Pass the beacon endpoint to op-node:
--l1.beacon value ($OP_NODE_L1_BEACON)
HTTP endpoint Address of L1 Beacon-node.
Configuring a blob archiver
Standard beacon nodes prune blobs after 18 days. If your node is synced within the last 18 days and stays online, the default beacon endpoint is sufficient. You need a blob archiver if either of these is true:
- You’re syncing a new node from a snapshot or genesis older than 18 days
- Your node has been offline for more than 18 days
Pass one or more fallback endpoints to op-node:
--l1.beacon-fallbacks value ($OP_NODE_L1_BEACON_FALLBACKS)
Addresses of L1 Beacon-API compatible HTTP fallback endpoints.
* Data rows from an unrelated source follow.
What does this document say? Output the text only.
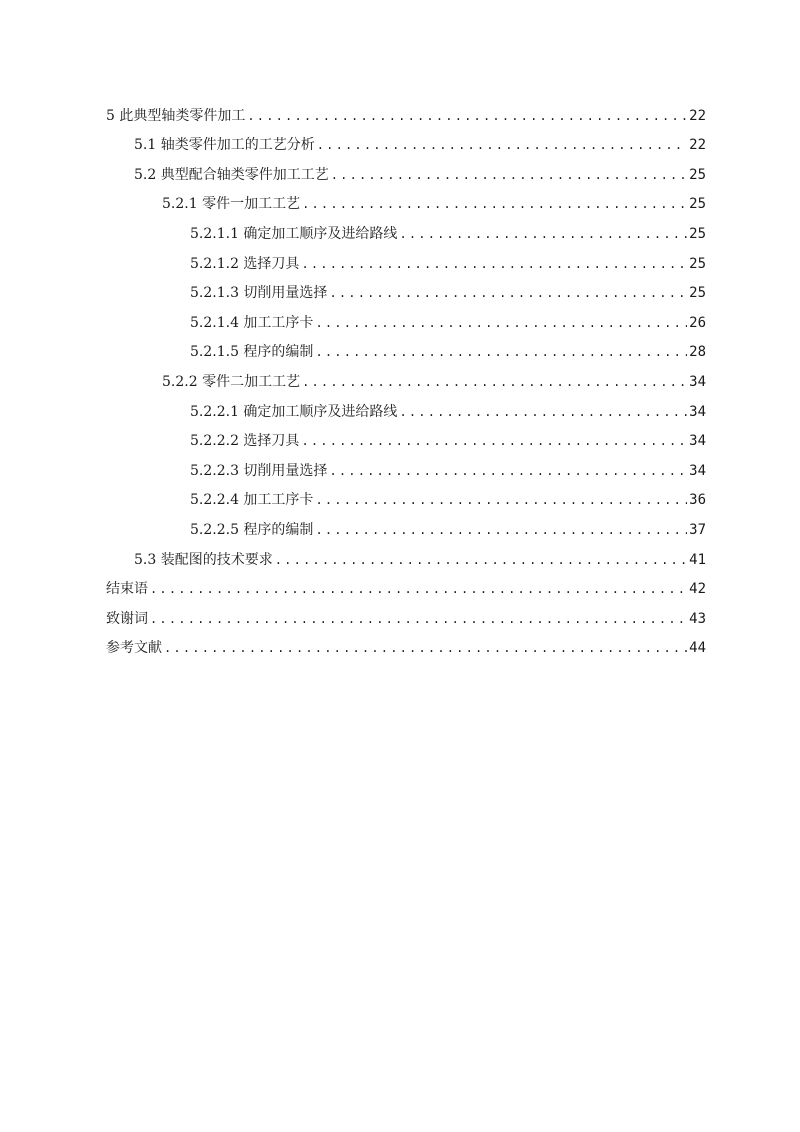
5 此典型轴类零件加工 .....	22
5.1 轴类零件加工的工艺分析 .....	22
5.2 典型配合轴类零件加工工艺 .....	25
5.2.1 零件一加工工艺 .....	25
5.2.1.1 确定加工顺序及进给路线 .....	25
5.2.1.2 选择刀具 .....	25
5.2.1.3 切削用量选择 .....	25
5.2.1.4 加工工序卡 .....	26
5.2.1.5 程序的编制 .....	28
5.2.2 零件二加工工艺 .....	34
5.2.2.1 确定加工顺序及进给路线 .....	34
5.2.2.2 选择刀具 .....	34
5.2.2.3 切削用量选择 .....	34
5.2.2.4 加工工序卡 .....	36
5.2.2.5 程序的编制 .....	37
5.3 装配图的技术要求 .....	41
结束语 .....	42
致谢词 .....	43
参考文献 .....	44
Used to fetch blob sidecars
not available at the l1.beacon (e.g. expired blobs).
--l1.beacon-fallbacks was previously called --l1.beacon-archiver. The old name still works as an alias, and so does the legacy env var $OP_NODE_L1_BEACON_ARCHIVER.
Choose one of these options for the archiver endpoint:
- Option 1 — Run a beacon node with blob pruning disabled. For Lighthouse, set
--prune-blobs=false and point --l1.beacon-fallbacks at it.
- Option 2 — Run a dedicated blob archiver service such as base-org/blob-archiver, and point
--l1.beacon-fallbacks at its API endpoint. Lighter weight than running a full no-prune beacon node.
- Option 3 — Use a third-party blob-archiver service. Useful if you don’t want to operate any beacon infrastructure.